I've often suffered from either/or thinking and that shortcoming has sometimes adversely affected my Arthurian theory.
A perfect example is my rather arbitrary decision to divorce an Arthur son of Sawyl of Ribchester from an Artorius of Armenia. This has actually caused me great consternation. For while research and correspondence with top academics has satisfied me when it comes ARMENIOS being the correct reading for the ARM[...]S lacuna in the L. Artorius inscription, I am also totally infactuated with my identification of Sawyl of Ribchester as Arthur's father.
Why have I deemed this to be such a problem?
Because, so I reasoned, if the Roman name Artorous had been preserved in the North only to crop up there in the Dark Ages, then we would expect to find it at Ribchester ONLY in the event that L. Artorius Castus were present in Britain when the Sarmatians were there. The very same Sarmatians whose veterans settled at Ribchester.
Had Castus been there BEFORE the Sarmatians showed up - which would be the case had he gone to Armenia with Statius Priscus - we could not show a connection between him at Ribchester.
This all seemed very logical.
But... the logic is flawed.
How so?
Because it fails to take into account three important facts.
1) Castus as prefect of the Sixth was based at York.
2) Ribchester had a very close relationship with York. I will examine this relationship in some detail below.
3) A Dalmatian unit was serving at York in the late period. This was a cavalry group serving at Praesidium (according to Professor Roger Tomlin probably the civilian settlement outside the York fort).
For more information on this unit, see
The significance of Dalmatians at York has to do with Castus and Statius Priscus quite possibly being born in Dalmatia, and Castus service and retirement and burial there. The Artorii were present in Salona and a woman from there was actually buried at tge Carvoran fort on Hadrian's Wall, which was also manned by Dalmatian unit.
To return now to Point No. 1...
The following is excerpted from I. A. Richmond's THE SARMATAE, BREMETENNACUM VETERANORUM AND THE REGIO BREMETENNACENSIS ("The Journal of Roman Studies", Vol. 35, Parts 1 and 2 (1945):
"The Roman fort at Ribchester is one of the important strategic centres of Northern Britain, where a Roman road from south to north crossed the river Ribble, while another went eastwards to the legionary fortress at York through the Aire Gap...It is of some importance to recall that the cult of Maponus [found at Ribchester] is one patronized by legionary officers of the Sixth Legion, from which Antoninaus came, and, in particular, by so senior an officer as the praefectus castrorum [a rank held by LAC], since this stamps the cult as one centred in York rather than in the auxiliary forts... It is thus particularly significant for official policy that successive commandants of the Ribchester fort and settlement, men of education and social standing, both could and did draw generously upon the resources of craftsmanship and religious allegory available or current at the York headquarters in order to establish the shrine and monuments of the regional centre upon the basis of the best conventions that they knew. Indeed, it must be admitted that the policy can hardly have been without direct official inspiration, since it continued over a period of some forty years or more. It is evident that both during their military service and after their settlement in the regio as veterans, the men of the Sarmatian numeri, soldiers of the lowest standing in the army, were subjected to the stead influence of Roman religious culture, always one of the most powerful media of social education in the ancient world."

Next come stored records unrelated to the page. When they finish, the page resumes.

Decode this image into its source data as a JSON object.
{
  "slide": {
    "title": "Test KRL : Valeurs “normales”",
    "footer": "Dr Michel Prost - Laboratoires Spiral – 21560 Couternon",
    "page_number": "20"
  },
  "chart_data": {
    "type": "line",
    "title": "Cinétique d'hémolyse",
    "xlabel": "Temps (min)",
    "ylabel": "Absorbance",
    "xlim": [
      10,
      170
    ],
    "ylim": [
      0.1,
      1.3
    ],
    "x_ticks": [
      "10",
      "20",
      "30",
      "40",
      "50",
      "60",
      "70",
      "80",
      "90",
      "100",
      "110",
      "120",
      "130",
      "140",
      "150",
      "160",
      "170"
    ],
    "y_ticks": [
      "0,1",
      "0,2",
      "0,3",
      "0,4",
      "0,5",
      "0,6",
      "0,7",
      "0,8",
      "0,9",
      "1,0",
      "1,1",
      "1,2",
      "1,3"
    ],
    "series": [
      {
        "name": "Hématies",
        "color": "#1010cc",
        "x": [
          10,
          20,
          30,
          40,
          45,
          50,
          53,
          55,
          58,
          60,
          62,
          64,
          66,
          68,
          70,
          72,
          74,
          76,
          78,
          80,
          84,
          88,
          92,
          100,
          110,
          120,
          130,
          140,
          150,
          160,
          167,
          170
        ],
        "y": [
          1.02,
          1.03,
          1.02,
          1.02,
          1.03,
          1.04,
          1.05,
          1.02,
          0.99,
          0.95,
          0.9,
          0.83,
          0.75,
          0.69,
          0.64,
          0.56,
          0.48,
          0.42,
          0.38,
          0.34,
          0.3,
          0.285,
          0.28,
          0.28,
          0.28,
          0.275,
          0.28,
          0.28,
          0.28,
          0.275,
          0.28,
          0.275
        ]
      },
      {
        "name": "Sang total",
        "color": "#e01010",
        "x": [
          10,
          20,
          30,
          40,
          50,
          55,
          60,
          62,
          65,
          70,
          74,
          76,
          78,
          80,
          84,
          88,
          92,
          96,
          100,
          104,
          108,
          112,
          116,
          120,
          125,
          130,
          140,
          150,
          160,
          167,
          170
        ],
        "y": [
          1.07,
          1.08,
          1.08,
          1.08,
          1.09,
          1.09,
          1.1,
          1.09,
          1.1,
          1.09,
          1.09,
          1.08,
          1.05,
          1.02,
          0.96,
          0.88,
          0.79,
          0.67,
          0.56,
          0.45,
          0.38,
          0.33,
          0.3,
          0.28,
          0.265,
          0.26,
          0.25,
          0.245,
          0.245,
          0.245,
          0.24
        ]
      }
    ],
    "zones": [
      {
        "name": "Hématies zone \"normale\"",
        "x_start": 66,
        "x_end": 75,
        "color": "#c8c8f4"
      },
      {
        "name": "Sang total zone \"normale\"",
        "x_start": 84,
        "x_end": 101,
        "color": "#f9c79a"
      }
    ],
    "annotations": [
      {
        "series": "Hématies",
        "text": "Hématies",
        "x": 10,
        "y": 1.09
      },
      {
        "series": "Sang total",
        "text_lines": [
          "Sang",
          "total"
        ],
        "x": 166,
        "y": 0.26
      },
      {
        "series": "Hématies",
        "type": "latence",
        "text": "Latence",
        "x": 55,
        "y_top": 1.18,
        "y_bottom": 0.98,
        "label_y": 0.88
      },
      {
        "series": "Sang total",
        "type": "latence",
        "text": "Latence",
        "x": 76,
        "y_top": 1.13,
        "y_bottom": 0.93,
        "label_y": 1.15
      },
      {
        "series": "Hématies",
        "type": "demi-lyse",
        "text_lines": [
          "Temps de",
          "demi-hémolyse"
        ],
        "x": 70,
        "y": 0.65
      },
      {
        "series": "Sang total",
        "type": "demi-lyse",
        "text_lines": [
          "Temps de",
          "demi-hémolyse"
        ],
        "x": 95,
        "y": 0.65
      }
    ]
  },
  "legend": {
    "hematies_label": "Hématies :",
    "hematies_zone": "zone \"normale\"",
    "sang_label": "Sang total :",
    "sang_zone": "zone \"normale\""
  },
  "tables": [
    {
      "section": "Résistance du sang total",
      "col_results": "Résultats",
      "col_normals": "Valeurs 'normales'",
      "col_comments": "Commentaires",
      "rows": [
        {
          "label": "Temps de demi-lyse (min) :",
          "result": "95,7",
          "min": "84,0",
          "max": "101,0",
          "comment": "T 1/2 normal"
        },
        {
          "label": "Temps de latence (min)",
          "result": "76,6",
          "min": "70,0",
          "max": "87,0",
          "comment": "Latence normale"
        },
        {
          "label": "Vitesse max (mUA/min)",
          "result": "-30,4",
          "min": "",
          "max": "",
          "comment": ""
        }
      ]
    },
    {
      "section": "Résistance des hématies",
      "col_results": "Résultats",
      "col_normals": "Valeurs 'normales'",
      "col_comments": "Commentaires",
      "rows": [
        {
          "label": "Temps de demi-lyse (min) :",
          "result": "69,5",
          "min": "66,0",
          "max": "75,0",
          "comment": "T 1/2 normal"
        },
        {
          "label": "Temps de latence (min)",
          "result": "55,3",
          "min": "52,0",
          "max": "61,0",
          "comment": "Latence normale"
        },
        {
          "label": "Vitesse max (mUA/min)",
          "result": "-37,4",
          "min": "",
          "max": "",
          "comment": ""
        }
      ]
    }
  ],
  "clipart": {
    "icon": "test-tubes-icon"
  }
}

RIB 583. Dediction to Apollo Maponus and Gordian’s Own Unit of Sarmatian cavalry
In other words, not only was Ribchester geographically close to York, it was subjected to a prolonged and intensive program of assimilation from the latter city. This being so, we can well accept the preservation of the name Artorius in the region, as Roman personal names would certainly have been borrowed by the Sarmatians and, presumably, by any Britons or Romano-Britons who had engaged in intermarriage with the former. We might be justified in going so far as to say that names of prominent military officers who had served at Eboracum would have enjoyed a favored status among the settlers at Bremetennacum.
Yes, all of that is hypothetical. I have found scholars on both sides of the debate as to how cultural identities might have been preserved in units like those of the Dalmatians. Yet we do have some evidence that such units continued to recruit from their homelands long after we might suppose such ties were severed. I have discussed this evidence in earlier blogs.
Right now I feel as if I'm justified in keeping both Artorius of Armenia and Sawyl of Ribchester. A decision along these lines would manifest itself as a sort of grand unifying theory, if my readers will permit.